Este tipo de verdad vivida es la fuente verdadera de consuelo para el hombre. Nos sentimos consolados, reconfortados, cuando logramos nuestra plenitud personal. La plenitud se da en la unidad. Vivir en unidad, mediante una fidelidad creadora, es vivir en verdad. La verdad es el máximo consuelo. Lo dice certeramente Unamuno: «Comunidad de bienes con un corazón y un alma, he aquí el ideal» (135).
Esta forma valiosa de unidad se instaura en las experiencias de éxtasis, no en las de vértigo. Ahora bien, si el consuelo procede de la verdad, la religión no es verdadera porque aporte consuelo a los fieles, como afirma don Manuel en su visión unilateral de los fenómenos (47). Una religión será verdadera en medida directamente proporcional a la perfección del modo de unidad que instaure entre los hombres, y entre los hombres y el Creador.

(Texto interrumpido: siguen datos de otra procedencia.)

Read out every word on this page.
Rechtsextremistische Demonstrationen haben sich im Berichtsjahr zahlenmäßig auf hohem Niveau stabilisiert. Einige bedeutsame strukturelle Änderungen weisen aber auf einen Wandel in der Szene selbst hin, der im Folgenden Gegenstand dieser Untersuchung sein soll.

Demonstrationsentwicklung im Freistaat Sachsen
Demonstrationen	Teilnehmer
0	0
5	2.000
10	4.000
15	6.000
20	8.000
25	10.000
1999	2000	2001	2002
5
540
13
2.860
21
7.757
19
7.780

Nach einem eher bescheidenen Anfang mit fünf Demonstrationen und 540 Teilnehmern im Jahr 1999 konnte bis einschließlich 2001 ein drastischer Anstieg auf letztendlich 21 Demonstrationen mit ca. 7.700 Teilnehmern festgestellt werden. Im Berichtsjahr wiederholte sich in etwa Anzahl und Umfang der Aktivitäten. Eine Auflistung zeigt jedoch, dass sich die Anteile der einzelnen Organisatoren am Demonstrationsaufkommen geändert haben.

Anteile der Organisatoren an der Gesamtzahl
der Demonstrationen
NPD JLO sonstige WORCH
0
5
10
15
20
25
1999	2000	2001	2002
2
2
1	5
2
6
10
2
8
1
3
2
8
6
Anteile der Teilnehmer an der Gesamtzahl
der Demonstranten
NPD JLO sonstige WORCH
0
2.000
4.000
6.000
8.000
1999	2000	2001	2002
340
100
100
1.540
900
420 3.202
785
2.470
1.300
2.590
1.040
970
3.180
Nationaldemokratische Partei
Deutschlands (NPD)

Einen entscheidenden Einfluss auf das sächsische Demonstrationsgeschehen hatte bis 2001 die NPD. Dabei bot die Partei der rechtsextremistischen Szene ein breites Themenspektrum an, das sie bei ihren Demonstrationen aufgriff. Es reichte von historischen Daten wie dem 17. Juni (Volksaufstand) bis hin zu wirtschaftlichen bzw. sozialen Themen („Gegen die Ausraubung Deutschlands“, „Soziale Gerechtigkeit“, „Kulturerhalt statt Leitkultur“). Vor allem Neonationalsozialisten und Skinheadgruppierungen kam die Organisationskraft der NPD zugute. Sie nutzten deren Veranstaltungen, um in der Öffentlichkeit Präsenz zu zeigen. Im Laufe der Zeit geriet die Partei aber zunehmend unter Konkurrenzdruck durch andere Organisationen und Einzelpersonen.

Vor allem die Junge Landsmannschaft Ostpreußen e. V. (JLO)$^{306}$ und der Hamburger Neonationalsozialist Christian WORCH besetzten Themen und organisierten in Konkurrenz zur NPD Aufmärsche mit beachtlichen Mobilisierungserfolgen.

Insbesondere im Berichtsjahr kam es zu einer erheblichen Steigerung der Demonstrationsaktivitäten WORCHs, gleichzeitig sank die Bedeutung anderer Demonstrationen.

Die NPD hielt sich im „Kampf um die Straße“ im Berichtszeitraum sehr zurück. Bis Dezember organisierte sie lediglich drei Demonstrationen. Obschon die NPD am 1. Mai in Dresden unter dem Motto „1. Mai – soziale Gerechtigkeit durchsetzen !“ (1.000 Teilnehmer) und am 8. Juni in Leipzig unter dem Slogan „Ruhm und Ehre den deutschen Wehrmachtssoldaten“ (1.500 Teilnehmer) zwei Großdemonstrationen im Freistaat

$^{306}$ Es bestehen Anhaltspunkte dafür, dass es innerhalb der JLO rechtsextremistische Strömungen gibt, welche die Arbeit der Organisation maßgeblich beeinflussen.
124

La esperanza de superar el agonismo
Esta interpretación nos muestra la obra de Unamuno como una ventana abierta a la esperanza de que es posible superar el "agonismo", la tensión interior provocada por la conciencia de que es inviable armonizar la posición del entendimiento ‒que se cree incapaz de ofrecer una prueba convincente de la existencia de Dios‒ y la de la voluntad, que quiere satisfacer con su propia energía la necesidad humana de que exista el Ser Infinito, único garante válido de la inmortalidad del hombre. El mensaje profundo de la obra es netamente optimista. Por eso lo transmite Angela, que, como sugiere su nombre, es "la portadora de la Buena Nueva", que significa, en su origen griego, "Evangelio". Lo cual explica todo el clima evangélico que envuelve la acción de la obra.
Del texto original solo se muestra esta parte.